Thursday, July 16, 2015

[OE003] The Game Mechanic: Red vs. Blue

Previous: [OE002] The Story: Adam & Eve

The Game Mechanic

                In most games that present moral choices, the player is almost never uncertain about what choices lead to good and what choices lead to evil. One choice glows with a holy blue and white aura and the other choice glows in a menacing black and red. The player chooses freely between good and evil without a serpent to deceive them.

                There are any number of games that provide an example of this system, and I’m sure you can think of a few yourself. Let's look at a few.

                One example is Infamous, a game which represents the more rigid end of the spectrum. Moral choices in Infamous (referred to in-game as "Karmic Moments") affect the details of the story, but also what powers your character receives. More importantly, it makes no attempts to disguise which choice leads to which end. Each choice is explicitly outlined in blue (good) or red (evil). This binary is driven home by the portrayal of "good" powers as blue energy and "evil" powers as red energy.

Subtlety, thy name is InFamous
Unlike the Garden of Eden, these choices have little impact on overall gameplay. Choosing evil does not mean that “you will surely die,” only that you will surely get a different triumphant ending. If anything, it means that more NPCs will surely die, since the evil powers are more aggressive and destructive.

                We can also look at Bioshock’s Little Sister choices as an example. The player can either choose to kill the Little Sisters to harvest all of their ADAM or save them and receive less. This in turn affects the ending the player receives. Of course, since the player can also receive ADAM from other, less child-murdery sources, these choices have little impact on the game experience. You know which choice is good and which is evil, but it hardly matters (for you will surely level up).

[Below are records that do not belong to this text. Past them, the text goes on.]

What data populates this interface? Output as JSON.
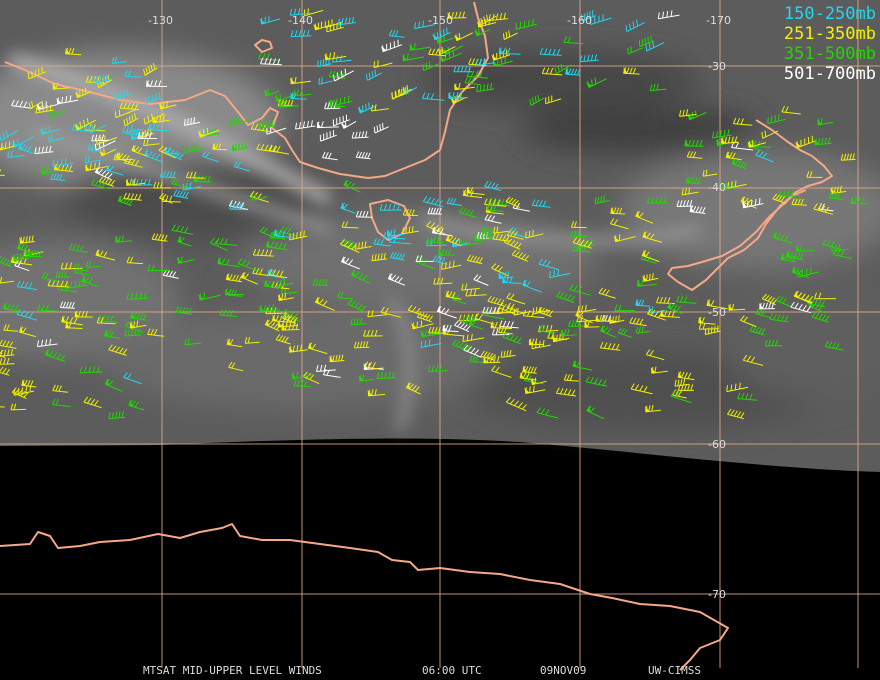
{
  "legend": [
    {
      "label": "150-250mb",
      "color": "#22d8ee"
    },
    {
      "label": "251-350mb",
      "color": "#f2f200"
    },
    {
      "label": "351-500mb",
      "color": "#22d800"
    },
    {
      "label": "501-700mb",
      "color": "#ffffff"
    }
  ],
  "grid": {
    "lon_labels": [
      "-130",
      "-140",
      "-150",
      "-160",
      "-170"
    ],
    "lat_labels": [
      "-30",
      "-40",
      "-50",
      "-60",
      "-70"
    ],
    "line_color": "#e8a888"
  },
  "coastline_color": "#f4a888",
  "footer": {
    "product": "MTSAT MID-UPPER LEVEL WINDS",
    "time": "06:00 UTC",
    "date": "09NOV09",
    "source": "UW-CIMSS"
  },
  "chart_data": {
    "type": "scatter",
    "title": "",
    "series": [
      {
        "name": "150-250mb",
        "color": "#22d8ee"
      },
      {
        "name": "251-350mb",
        "color": "#f2f200"
      },
      {
        "name": "351-500mb",
        "color": "#22d800"
      },
      {
        "name": "501-700mb",
        "color": "#ffffff"
      }
    ]
  }
}
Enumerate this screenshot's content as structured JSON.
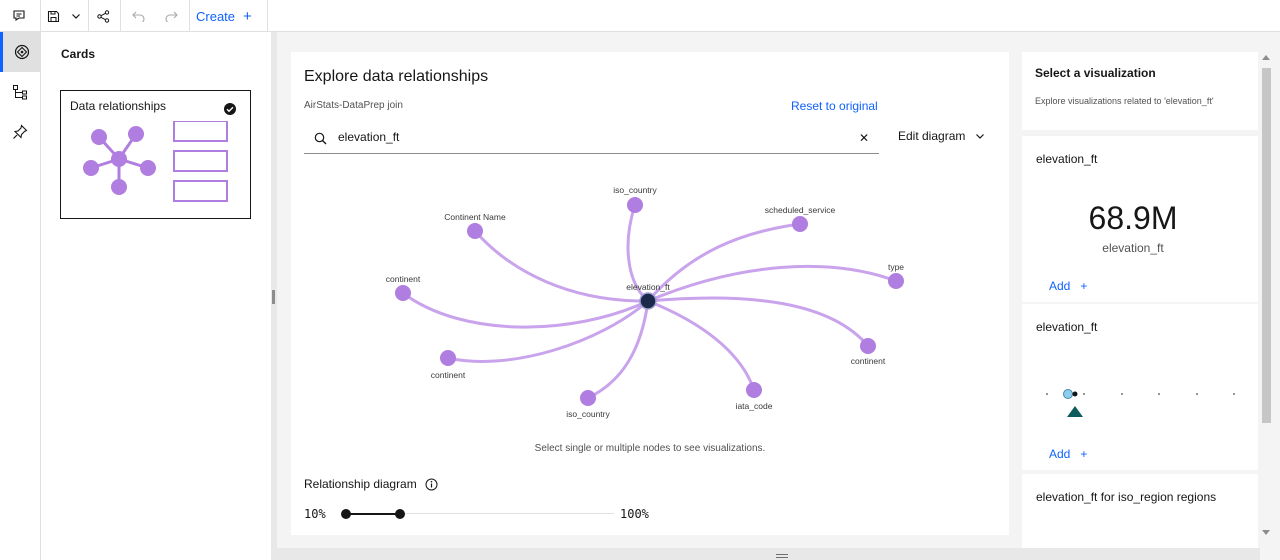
{
  "toolbar": {
    "create_label": "Create",
    "icons": [
      "comment-icon",
      "save-icon",
      "chevron-down-icon",
      "share-icon",
      "undo-icon",
      "redo-icon",
      "add-icon"
    ]
  },
  "rail": {
    "items": [
      "explore-icon",
      "hierarchy-icon",
      "pin-icon"
    ]
  },
  "cards_panel": {
    "title": "Cards",
    "cards": [
      {
        "label": "Data relationships",
        "selected": true
      }
    ]
  },
  "explore": {
    "title": "Explore data relationships",
    "source": "AirStats-DataPrep join",
    "reset_label": "Reset to original",
    "search_value": "elevation_ft",
    "edit_diagram_label": "Edit diagram",
    "hint": "Select single or multiple nodes to see visualizations.",
    "relationship_label": "Relationship diagram",
    "slider": {
      "min_label": "10%",
      "max_label": "100%"
    },
    "graph": {
      "center": "elevation_ft",
      "nodes": [
        "iso_country",
        "scheduled_service",
        "Continent Name",
        "type",
        "continent",
        "continent",
        "continent",
        "iso_country",
        "iata_code"
      ]
    }
  },
  "right_panel": {
    "title": "Select a visualization",
    "subtitle": "Explore visualizations related to 'elevation_ft'",
    "cards": [
      {
        "name": "elevation_ft",
        "kpi_value": "68.9M",
        "kpi_label": "elevation_ft",
        "add_label": "Add"
      },
      {
        "name": "elevation_ft",
        "add_label": "Add"
      },
      {
        "name": "elevation_ft for iso_region regions"
      }
    ]
  },
  "colors": {
    "accent": "#0f62fe",
    "node": "#b07ee0",
    "edge": "#c9a3ec",
    "center_node": "#1b2a4a"
  }
}
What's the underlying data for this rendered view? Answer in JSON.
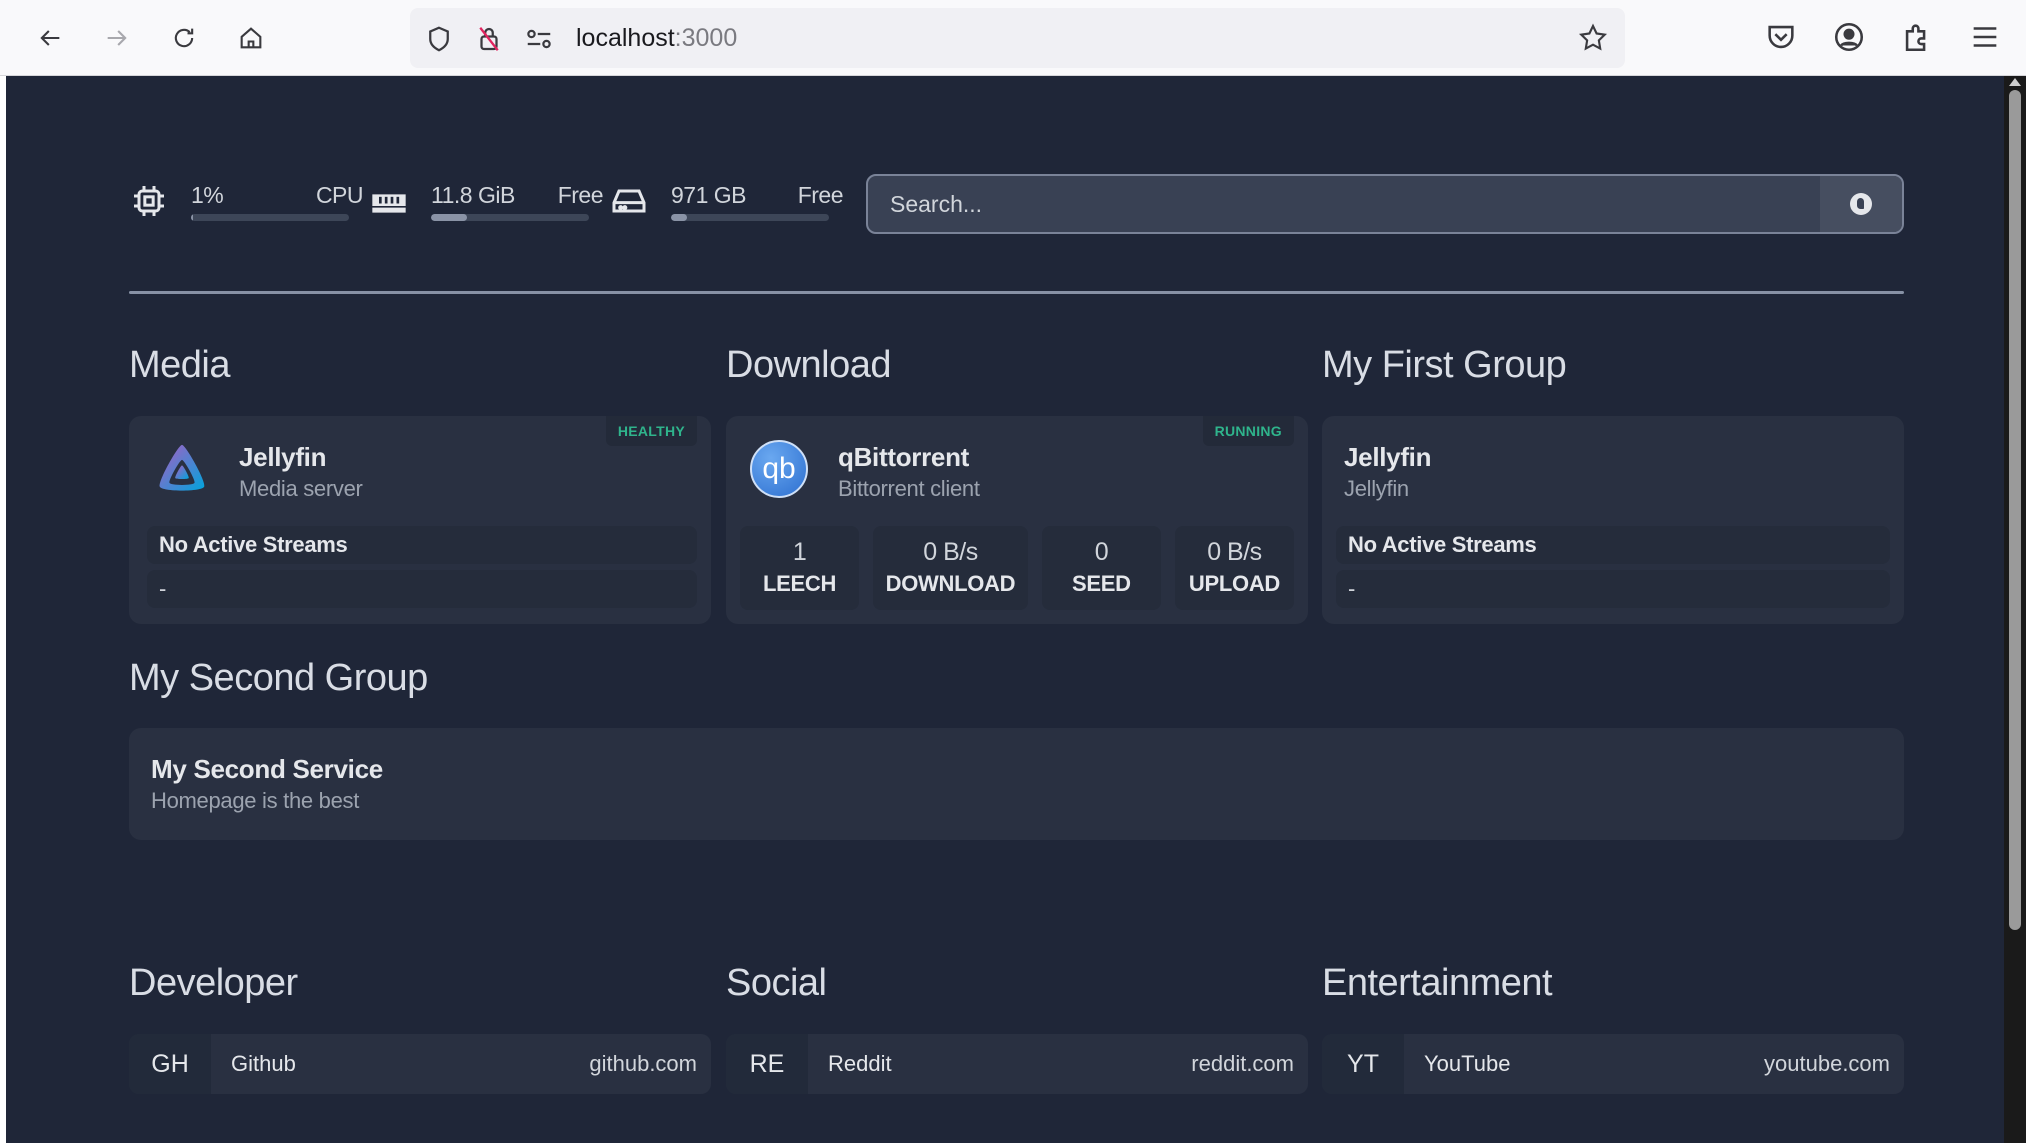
{
  "browser": {
    "url_host": "localhost",
    "url_port": ":3000"
  },
  "resources": {
    "cpu": {
      "value": "1%",
      "label": "CPU",
      "usage_percent": 1
    },
    "memory": {
      "value": "11.8 GiB",
      "label": "Free",
      "usage_percent": 23
    },
    "disk": {
      "value": "971 GB",
      "label": "Free",
      "usage_percent": 10
    }
  },
  "search": {
    "placeholder": "Search..."
  },
  "groups": {
    "media": {
      "title": "Media",
      "service": {
        "name": "Jellyfin",
        "description": "Media server",
        "status": "HEALTHY",
        "streams_label": "No Active Streams",
        "streams_detail": "-"
      }
    },
    "download": {
      "title": "Download",
      "service": {
        "name": "qBittorrent",
        "description": "Bittorrent client",
        "status": "RUNNING",
        "icon_text": "qb",
        "stats": [
          {
            "value": "1",
            "label": "LEECH"
          },
          {
            "value": "0 B/s",
            "label": "DOWNLOAD"
          },
          {
            "value": "0",
            "label": "SEED"
          },
          {
            "value": "0 B/s",
            "label": "UPLOAD"
          }
        ]
      }
    },
    "first": {
      "title": "My First Group",
      "service": {
        "name": "Jellyfin",
        "description": "Jellyfin",
        "streams_label": "No Active Streams",
        "streams_detail": "-"
      }
    },
    "second": {
      "title": "My Second Group",
      "service": {
        "name": "My Second Service",
        "description": "Homepage is the best"
      }
    }
  },
  "bookmarks": [
    {
      "group": "Developer",
      "abbr": "GH",
      "name": "Github",
      "url": "github.com"
    },
    {
      "group": "Social",
      "abbr": "RE",
      "name": "Reddit",
      "url": "reddit.com"
    },
    {
      "group": "Entertainment",
      "abbr": "YT",
      "name": "YouTube",
      "url": "youtube.com"
    }
  ],
  "colors": {
    "background": "#1f2638",
    "card": "#293041",
    "status_green": "#2fb48c"
  }
}
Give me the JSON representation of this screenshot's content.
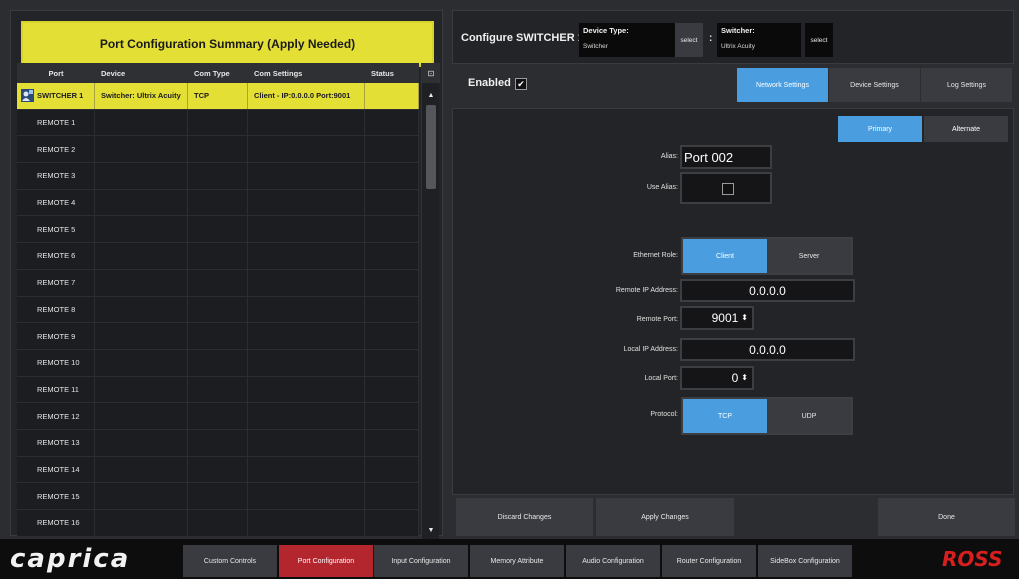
{
  "summary": {
    "title": "Port Configuration Summary (Apply Needed)",
    "columns": [
      "Port",
      "Device",
      "Com Type",
      "Com Settings",
      "Status"
    ],
    "rows": [
      {
        "port": "SWITCHER 1",
        "device": "Switcher: Ultrix Acuity",
        "comtype": "TCP",
        "comset": "Client - IP:0.0.0.0 Port:9001",
        "status": "",
        "selected": true
      },
      {
        "port": "REMOTE 1",
        "device": "",
        "comtype": "",
        "comset": "",
        "status": ""
      },
      {
        "port": "REMOTE 2",
        "device": "",
        "comtype": "",
        "comset": "",
        "status": ""
      },
      {
        "port": "REMOTE 3",
        "device": "",
        "comtype": "",
        "comset": "",
        "status": ""
      },
      {
        "port": "REMOTE 4",
        "device": "",
        "comtype": "",
        "comset": "",
        "status": ""
      },
      {
        "port": "REMOTE 5",
        "device": "",
        "comtype": "",
        "comset": "",
        "status": ""
      },
      {
        "port": "REMOTE 6",
        "device": "",
        "comtype": "",
        "comset": "",
        "status": ""
      },
      {
        "port": "REMOTE 7",
        "device": "",
        "comtype": "",
        "comset": "",
        "status": ""
      },
      {
        "port": "REMOTE 8",
        "device": "",
        "comtype": "",
        "comset": "",
        "status": ""
      },
      {
        "port": "REMOTE 9",
        "device": "",
        "comtype": "",
        "comset": "",
        "status": ""
      },
      {
        "port": "REMOTE 10",
        "device": "",
        "comtype": "",
        "comset": "",
        "status": ""
      },
      {
        "port": "REMOTE 11",
        "device": "",
        "comtype": "",
        "comset": "",
        "status": ""
      },
      {
        "port": "REMOTE 12",
        "device": "",
        "comtype": "",
        "comset": "",
        "status": ""
      },
      {
        "port": "REMOTE 13",
        "device": "",
        "comtype": "",
        "comset": "",
        "status": ""
      },
      {
        "port": "REMOTE 14",
        "device": "",
        "comtype": "",
        "comset": "",
        "status": ""
      },
      {
        "port": "REMOTE 15",
        "device": "",
        "comtype": "",
        "comset": "",
        "status": ""
      },
      {
        "port": "REMOTE 16",
        "device": "",
        "comtype": "",
        "comset": "",
        "status": ""
      }
    ]
  },
  "configure": {
    "title": "Configure SWITCHER 1:",
    "device_type_label": "Device Type:",
    "device_type_value": "Switcher",
    "switcher_label": "Switcher:",
    "switcher_value": "Ultrix Acuity",
    "select_label": "select",
    "colon": ":"
  },
  "enabled": {
    "label": "Enabled",
    "checked": true,
    "check_glyph": "✔"
  },
  "tabs": [
    "Network Settings",
    "Device Settings",
    "Log Settings"
  ],
  "active_tab": "Network Settings",
  "primary_alternate": [
    "Primary",
    "Alternate"
  ],
  "form": {
    "alias_label": "Alias:",
    "alias_value": "Port 002",
    "use_alias_label": "Use Alias:",
    "ethernet_role_label": "Ethernet Role:",
    "ethernet_roles": [
      "Client",
      "Server"
    ],
    "remote_ip_label": "Remote IP Address:",
    "remote_ip_value": "0.0.0.0",
    "remote_port_label": "Remote Port:",
    "remote_port_value": "9001",
    "local_ip_label": "Local IP Address:",
    "local_ip_value": "0.0.0.0",
    "local_port_label": "Local Port:",
    "local_port_value": "0",
    "protocol_label": "Protocol:",
    "protocols": [
      "TCP",
      "UDP"
    ]
  },
  "actions": {
    "discard": "Discard Changes",
    "apply": "Apply Changes",
    "done": "Done"
  },
  "footer": {
    "logo": "caprica",
    "brand": "ROSS",
    "nav": [
      "Custom Controls",
      "Port Configuration",
      "Input Configuration",
      "Memory Attribute",
      "Audio Configuration",
      "Router Configuration",
      "SideBox Configuration"
    ],
    "active": "Port Configuration"
  },
  "colors": {
    "accent": "#4a9ee0",
    "highlight": "#e4df35",
    "active_nav": "#b3262d",
    "brand": "#d81f1f"
  },
  "icons": {
    "row_icon": "user-port-icon",
    "scroll_up": "arrow-up-icon",
    "scroll_down": "arrow-down-icon",
    "column_menu": "column-settings-icon"
  }
}
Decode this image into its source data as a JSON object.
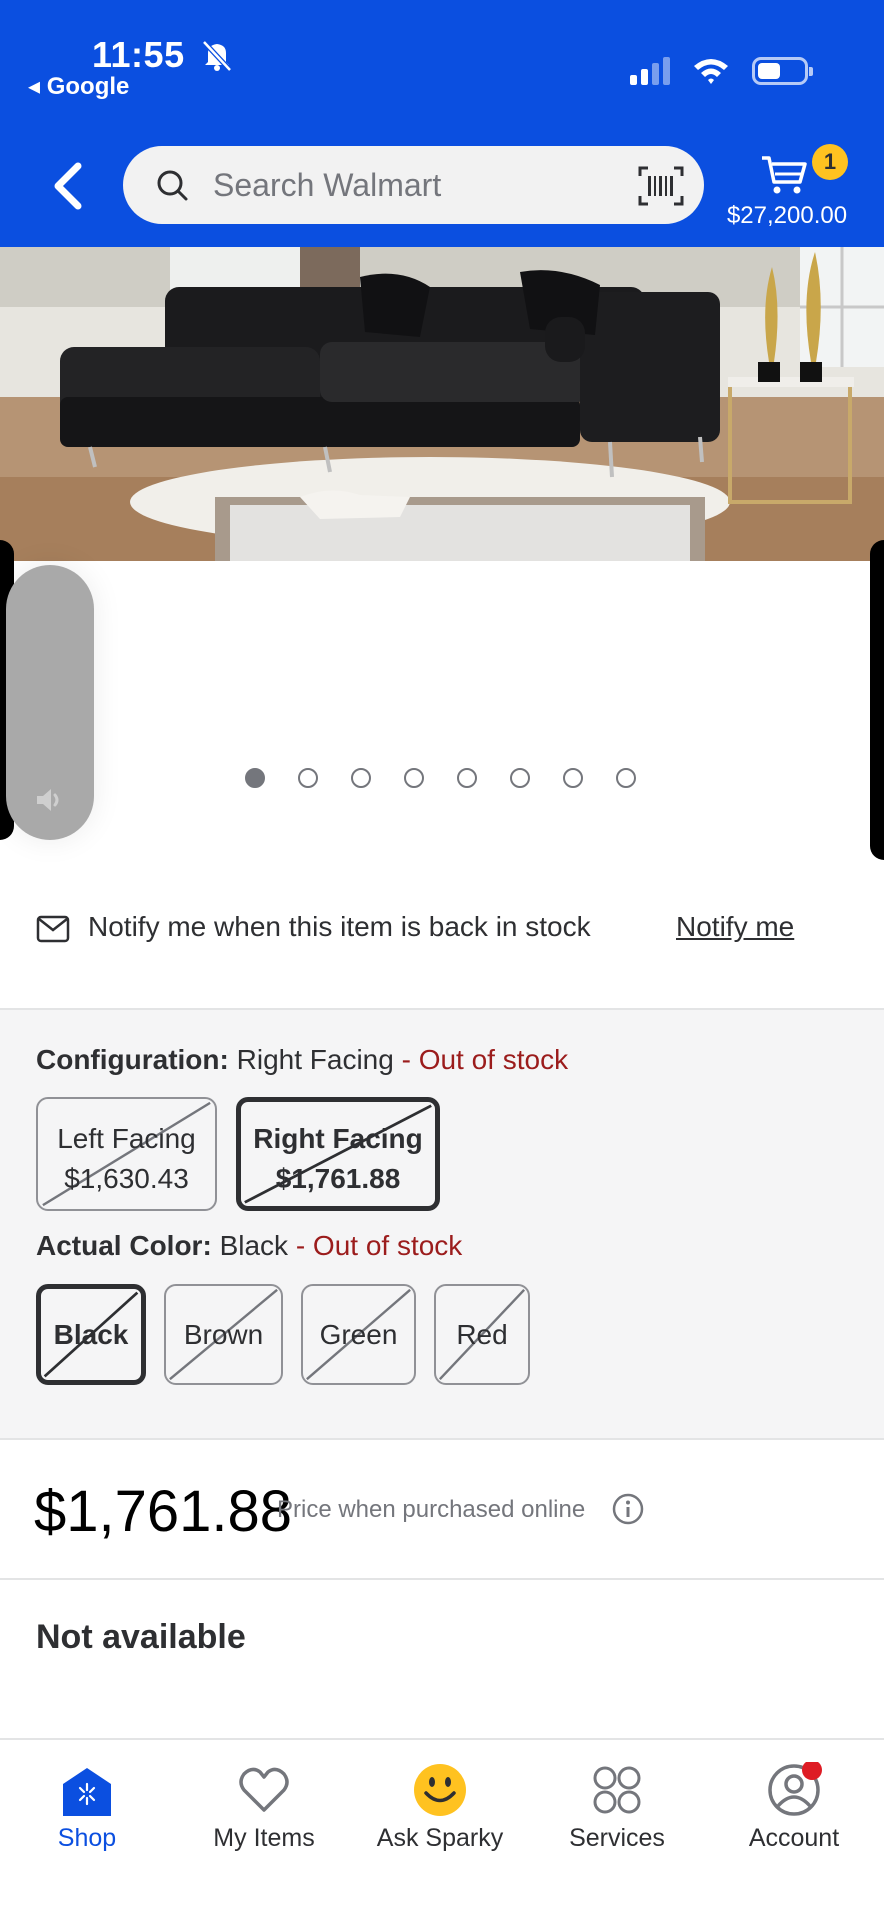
{
  "status_bar": {
    "time": "11:55",
    "back_app": "◂ Google",
    "icons": [
      "bell-off-icon",
      "signal-icon",
      "wifi-icon",
      "battery-icon"
    ]
  },
  "header": {
    "search_placeholder": "Search Walmart",
    "cart_count": "1",
    "cart_total": "$27,200.00",
    "brand_color": "#0b4fe0",
    "badge_color": "#ffc220"
  },
  "carousel": {
    "dot_count": 8,
    "active_index": 0
  },
  "notify": {
    "text": "Notify me when this item is back in stock",
    "link": "Notify me"
  },
  "configuration": {
    "label": "Configuration:",
    "value": "Right Facing",
    "status": "- Out of stock",
    "options": [
      {
        "name": "Left Facing",
        "price": "$1,630.43",
        "selected": false
      },
      {
        "name": "Right Facing",
        "price": "$1,761.88",
        "selected": true
      }
    ]
  },
  "color": {
    "label": "Actual Color:",
    "value": "Black",
    "status": "- Out of stock",
    "options": [
      {
        "name": "Black",
        "selected": true
      },
      {
        "name": "Brown",
        "selected": false
      },
      {
        "name": "Green",
        "selected": false
      },
      {
        "name": "Red",
        "selected": false
      }
    ]
  },
  "price": {
    "amount": "$1,761.88",
    "note": "Price when purchased online"
  },
  "availability": "Not available",
  "bottom_nav": {
    "items": [
      {
        "label": "Shop",
        "icon": "shop-icon",
        "active": true
      },
      {
        "label": "My Items",
        "icon": "heart-icon",
        "active": false
      },
      {
        "label": "Ask Sparky",
        "icon": "sparky-icon",
        "active": false
      },
      {
        "label": "Services",
        "icon": "services-icon",
        "active": false
      },
      {
        "label": "Account",
        "icon": "account-icon",
        "active": false
      }
    ]
  }
}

These two options are morally equivalent.
                While this Edenian moral choice system provides the basis for most video games, there are three main variations that appear frequently enough to warrant discussion:

                The Law V. Chaos Variation

                This variation presents moral choices as different methods or ideologies instead of good and evil.

                In Mass Effect, players choose between the “Paragon” and “Renegade” paths. These two moralities are not presented as good or evil, but rather as different means towards the end of saving the universe. It is not a distinction of hero and villain, but hero and anti-hero. It is clear what choices are considered Paragon and which are considered Renegade, but true baby-eating evil is not an option.

Paragon vs. Renegade
                We might call this the “separate but equal” system, since both choices are presented as equally moral in the big picture sense. The binary distinction is maintained but the question of ultimate right and wrong is passed over. The Shin Megami Tensei games also frequently fall into this category, as they present Good and Evil as warring ideologies instead of absolute truths.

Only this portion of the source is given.